When four months had passed after that awful night at the 212, she thought she might have actually pulled through. No cops. No questions. Even after that maniac attacked her and Megan on Friday morning, she had wanted to believe it was whoever wrote those creepy Internet posts. It wasn’t until the next day, when the news anchor said that the woman killed at the Royalton had led a double life as a call girl named Miranda, that she realized she was in danger.

She flipped on NY1 to catch the mid-hour headlines.

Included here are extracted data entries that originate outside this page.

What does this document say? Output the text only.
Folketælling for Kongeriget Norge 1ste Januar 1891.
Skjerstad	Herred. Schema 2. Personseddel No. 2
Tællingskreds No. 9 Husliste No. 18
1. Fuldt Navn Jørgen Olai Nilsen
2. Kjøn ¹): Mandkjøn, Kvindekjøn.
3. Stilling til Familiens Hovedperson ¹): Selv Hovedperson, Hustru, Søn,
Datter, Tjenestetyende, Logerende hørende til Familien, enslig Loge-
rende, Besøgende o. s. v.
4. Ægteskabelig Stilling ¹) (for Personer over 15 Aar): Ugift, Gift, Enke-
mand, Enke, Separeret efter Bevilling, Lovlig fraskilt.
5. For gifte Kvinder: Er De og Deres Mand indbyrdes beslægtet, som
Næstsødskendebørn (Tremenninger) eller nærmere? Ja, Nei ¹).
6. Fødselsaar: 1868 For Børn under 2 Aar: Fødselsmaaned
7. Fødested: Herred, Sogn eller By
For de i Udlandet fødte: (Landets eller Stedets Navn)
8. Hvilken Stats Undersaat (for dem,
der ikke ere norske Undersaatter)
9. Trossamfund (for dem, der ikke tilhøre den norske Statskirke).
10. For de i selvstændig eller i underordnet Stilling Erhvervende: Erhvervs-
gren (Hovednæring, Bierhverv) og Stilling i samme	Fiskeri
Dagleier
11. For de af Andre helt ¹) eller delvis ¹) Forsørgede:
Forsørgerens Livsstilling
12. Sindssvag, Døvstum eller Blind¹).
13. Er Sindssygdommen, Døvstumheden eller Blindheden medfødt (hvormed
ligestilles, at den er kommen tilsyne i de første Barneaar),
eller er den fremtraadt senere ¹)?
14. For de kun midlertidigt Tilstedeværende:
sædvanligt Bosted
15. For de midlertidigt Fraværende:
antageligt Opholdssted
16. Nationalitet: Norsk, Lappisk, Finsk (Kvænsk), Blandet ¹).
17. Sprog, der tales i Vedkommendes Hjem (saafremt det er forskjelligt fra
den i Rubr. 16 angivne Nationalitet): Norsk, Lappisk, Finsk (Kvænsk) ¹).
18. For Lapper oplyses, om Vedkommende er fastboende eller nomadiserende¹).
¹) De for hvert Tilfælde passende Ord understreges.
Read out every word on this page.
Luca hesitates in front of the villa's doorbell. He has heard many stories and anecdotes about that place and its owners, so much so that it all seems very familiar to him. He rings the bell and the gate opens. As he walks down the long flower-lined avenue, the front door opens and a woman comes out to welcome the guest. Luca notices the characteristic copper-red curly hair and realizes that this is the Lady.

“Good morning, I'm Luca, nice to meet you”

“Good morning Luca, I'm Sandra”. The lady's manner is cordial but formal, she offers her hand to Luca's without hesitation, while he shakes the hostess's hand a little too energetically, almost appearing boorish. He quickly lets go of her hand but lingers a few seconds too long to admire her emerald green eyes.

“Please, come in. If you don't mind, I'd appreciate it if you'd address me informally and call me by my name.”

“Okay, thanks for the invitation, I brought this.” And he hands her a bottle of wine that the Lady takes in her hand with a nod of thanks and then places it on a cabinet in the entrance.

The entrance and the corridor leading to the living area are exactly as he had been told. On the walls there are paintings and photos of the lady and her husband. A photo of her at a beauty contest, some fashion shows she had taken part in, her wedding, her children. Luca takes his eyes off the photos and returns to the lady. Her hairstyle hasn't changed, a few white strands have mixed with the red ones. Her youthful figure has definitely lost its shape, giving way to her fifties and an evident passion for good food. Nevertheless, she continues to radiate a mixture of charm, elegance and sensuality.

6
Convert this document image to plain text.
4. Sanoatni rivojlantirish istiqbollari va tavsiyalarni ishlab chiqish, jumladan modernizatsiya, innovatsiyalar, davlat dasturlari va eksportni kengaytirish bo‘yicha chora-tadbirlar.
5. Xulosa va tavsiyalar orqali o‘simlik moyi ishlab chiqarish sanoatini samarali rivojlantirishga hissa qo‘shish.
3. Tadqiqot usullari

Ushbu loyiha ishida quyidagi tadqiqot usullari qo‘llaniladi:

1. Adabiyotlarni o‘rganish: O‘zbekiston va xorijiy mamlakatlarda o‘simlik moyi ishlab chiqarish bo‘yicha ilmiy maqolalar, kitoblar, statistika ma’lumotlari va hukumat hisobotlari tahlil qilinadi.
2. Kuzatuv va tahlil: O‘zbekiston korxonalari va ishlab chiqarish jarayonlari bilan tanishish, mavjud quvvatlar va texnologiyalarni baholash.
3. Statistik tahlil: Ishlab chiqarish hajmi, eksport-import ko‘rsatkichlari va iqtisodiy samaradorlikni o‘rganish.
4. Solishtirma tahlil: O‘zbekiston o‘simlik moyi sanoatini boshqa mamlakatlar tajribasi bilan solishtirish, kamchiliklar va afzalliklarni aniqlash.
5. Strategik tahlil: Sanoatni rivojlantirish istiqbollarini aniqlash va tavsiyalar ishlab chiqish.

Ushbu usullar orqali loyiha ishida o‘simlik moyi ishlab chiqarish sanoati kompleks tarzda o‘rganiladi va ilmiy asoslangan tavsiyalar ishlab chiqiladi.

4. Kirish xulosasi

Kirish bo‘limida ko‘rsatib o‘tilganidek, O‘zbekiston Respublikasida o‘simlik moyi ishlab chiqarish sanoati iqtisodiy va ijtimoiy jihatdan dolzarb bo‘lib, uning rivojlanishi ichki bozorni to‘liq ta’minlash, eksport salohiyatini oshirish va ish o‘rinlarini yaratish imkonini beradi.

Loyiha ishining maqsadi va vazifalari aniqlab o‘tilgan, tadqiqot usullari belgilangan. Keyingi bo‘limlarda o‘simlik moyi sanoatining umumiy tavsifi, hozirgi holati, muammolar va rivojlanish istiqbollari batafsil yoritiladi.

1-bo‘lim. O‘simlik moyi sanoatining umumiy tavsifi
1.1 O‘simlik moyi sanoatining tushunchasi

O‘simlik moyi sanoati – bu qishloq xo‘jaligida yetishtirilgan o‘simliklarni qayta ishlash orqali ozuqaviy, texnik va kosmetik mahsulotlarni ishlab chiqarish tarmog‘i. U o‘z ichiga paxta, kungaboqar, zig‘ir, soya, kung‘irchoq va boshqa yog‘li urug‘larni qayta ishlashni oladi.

She’d been watching incessantly for anything new— about her, about Megan’s death, about any connection to last May’s murder.

The correspondent was breathless with the pressing report: a twenty-one-year-old male Columbia student was on a building roof at Seventy-eighth and Park, reportedly threatening to jump. He did not know the source of the man’s despondence, but detectives looking for the missing woman Tanya Abbott were apparently on the scene.

By the time he promised to keep viewers apprised of any new developments, Tanya was already out the door.